Des Weiteren müssen alle Ergebnisse dokumentiert werden. Das ist gesetzlich vorgeschrieben. Sämtliche Nachweise, etwa Auszüge aus dem Handelsregister oder Bestätigungen aus dem Transparenzregister, müssen revisionssicher archiviert werden. So können die Aufsichtsbehörden bei Bedarf nachvollziehen, wie die Identitätsprüfung durchgeführt wurde.

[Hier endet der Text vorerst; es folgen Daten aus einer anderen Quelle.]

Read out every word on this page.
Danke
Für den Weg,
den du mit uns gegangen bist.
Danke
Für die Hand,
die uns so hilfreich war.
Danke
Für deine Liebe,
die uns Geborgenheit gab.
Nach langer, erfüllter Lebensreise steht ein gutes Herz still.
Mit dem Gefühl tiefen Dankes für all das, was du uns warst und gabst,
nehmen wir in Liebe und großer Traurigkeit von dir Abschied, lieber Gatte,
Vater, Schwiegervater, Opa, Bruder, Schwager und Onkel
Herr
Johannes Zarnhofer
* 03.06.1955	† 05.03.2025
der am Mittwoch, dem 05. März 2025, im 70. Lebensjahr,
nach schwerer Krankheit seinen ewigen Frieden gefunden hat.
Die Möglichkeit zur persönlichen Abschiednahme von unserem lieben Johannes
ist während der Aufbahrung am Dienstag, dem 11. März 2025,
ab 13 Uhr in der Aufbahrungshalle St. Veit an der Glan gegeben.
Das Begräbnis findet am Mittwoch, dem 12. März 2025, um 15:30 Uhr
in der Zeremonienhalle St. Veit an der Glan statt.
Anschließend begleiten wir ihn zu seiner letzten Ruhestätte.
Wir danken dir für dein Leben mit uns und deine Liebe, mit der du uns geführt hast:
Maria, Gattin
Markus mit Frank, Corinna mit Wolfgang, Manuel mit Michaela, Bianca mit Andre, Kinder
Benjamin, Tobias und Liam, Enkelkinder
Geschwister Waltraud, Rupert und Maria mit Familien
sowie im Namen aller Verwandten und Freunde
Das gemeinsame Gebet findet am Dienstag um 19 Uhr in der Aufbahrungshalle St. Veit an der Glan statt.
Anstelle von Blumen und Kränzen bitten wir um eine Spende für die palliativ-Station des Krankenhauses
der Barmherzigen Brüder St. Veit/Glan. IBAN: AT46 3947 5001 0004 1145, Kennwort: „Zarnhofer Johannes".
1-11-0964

Der KYC-Prozess in der Praxis
In der Praxis erfolgt die Umsetzung der KYC-Anforderungen typischerweise in mehreren Schritten. Zuerst wird der Vertragspartner identifiziert, hier mithilfe von amtlichen Dokumenten oder elektronischen Verfahren wie Video-Ident. Anschließend werden die Vertretungsorgane ermittelt und überprüft. Das sind jene Personen, die im Namen des Unternehmens handeln dürfen.
In weiterer Folge werden Eigentums- und Kontrollstruktur analysiert. Dabei wird festgestellt, wer tatsächlich von den Gewinnen oder Entscheidungen profitiert, also die wirtschaftlich Berechtigten. Parallel dazu erfolgt die Bewertung von Risikofaktoren, etwa in Bezug auf das Herkunftsland, die Branche oder die Transaktionshöhe. Handelt es sich um Personen mit politischem Einfluss, dann werden diese besonders sorgfältig überprüft.
Schließlich werden alle Daten und Unterlagen in einem KYC-Profil zusammengeführt und für mindestens fünf Jahre gespeichert. Diese Dokumentation dient als Nachweis gegenüber Behörden und zeigt, dass das Unternehmen seinen gesetzlichen Pflichten nachgekommen ist.